When I had a swollen clavicle it was a simple break in the bone and I only needed my arm in a sling for a short time. However, this also resulted in a bruise across my back which caused people to ask questions and also meant that I could not lean back in a chair with succumbing to some discomfort.

Despite this injury, I was back from it in a few weeks and I did not experience any complications. It was an incident that probably will not happen again and was an injury I view as minor in the course of my lifetime.

Post 3

I have always thought that a broken clavicle was something that was of major concern to an athlete.
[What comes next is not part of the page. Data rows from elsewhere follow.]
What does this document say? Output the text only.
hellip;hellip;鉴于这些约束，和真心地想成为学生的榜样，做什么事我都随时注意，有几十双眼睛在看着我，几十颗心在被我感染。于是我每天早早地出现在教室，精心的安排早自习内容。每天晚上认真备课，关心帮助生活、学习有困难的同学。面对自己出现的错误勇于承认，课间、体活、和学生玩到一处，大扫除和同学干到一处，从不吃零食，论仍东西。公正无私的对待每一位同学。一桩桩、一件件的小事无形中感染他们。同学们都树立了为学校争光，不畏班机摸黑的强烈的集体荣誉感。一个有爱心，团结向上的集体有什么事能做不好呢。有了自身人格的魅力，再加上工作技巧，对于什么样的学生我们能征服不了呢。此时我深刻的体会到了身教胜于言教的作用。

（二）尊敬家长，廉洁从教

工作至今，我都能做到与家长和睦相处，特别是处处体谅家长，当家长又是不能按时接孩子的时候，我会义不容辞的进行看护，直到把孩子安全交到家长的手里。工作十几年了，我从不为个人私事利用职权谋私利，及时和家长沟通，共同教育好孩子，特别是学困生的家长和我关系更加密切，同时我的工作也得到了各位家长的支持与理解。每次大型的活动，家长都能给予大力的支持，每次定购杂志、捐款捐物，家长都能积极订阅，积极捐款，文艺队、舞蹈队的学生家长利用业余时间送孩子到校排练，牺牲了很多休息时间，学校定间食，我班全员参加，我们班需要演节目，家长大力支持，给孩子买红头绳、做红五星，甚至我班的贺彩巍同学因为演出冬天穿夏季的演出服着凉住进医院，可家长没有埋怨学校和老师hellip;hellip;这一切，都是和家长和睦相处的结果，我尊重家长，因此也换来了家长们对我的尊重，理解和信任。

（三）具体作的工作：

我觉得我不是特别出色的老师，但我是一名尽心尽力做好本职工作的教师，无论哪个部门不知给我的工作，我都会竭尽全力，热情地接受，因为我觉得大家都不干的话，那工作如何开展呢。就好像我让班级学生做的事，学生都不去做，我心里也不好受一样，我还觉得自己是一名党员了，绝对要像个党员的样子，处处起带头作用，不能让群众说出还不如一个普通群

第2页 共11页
I remember we had a quarterback at our high school that lost his range of motion due to having a broken clavicle.

Once he came back his clavicle was swollen to the point that he had to adjust his range of motion and this greatly affected his passing.

This was a very unfortunate, but he was eventually able to recover after a season and adjust. But, this goes to show that the clavicle can play major havoc with athletes, especially those that are used to throwing a ball.

Post 2

@jmc88 - I do not believe ice will work in all cases concerning a swollen clavicle. The clavicle itself is a very thin bone and is prone to breakage. Usually it is not hard to break this bone and have a severely swollen clavicle and when that occurs surgery for bone setting or other medical attention is necessary.

I also have a clavicle that goes out of place and there is little that can be done about it, but this is probably the least severe of the many instance that can occur concerning swollen clavicles and most of the time it is something a little more serious.

Post 1

I always suffer from a swollen clavicle and my doctor tells me to simply ice it and it will go away after awhile. This occurs simply because it will move out of place sometimes and is quite painful when it does. Absolutely nothing seriously wrong with it and I do not need surgery, yet it is something that is ongoing and is rather easy to treat.

My suggestion when a swollen clavicle occurs is to simply ice it if it is not broken. If the area is out of place this means that it does not require treatment and will go away after awhile. It is simply something to take notice of and I would suggest not to do any heavy lifting until the pain goes away.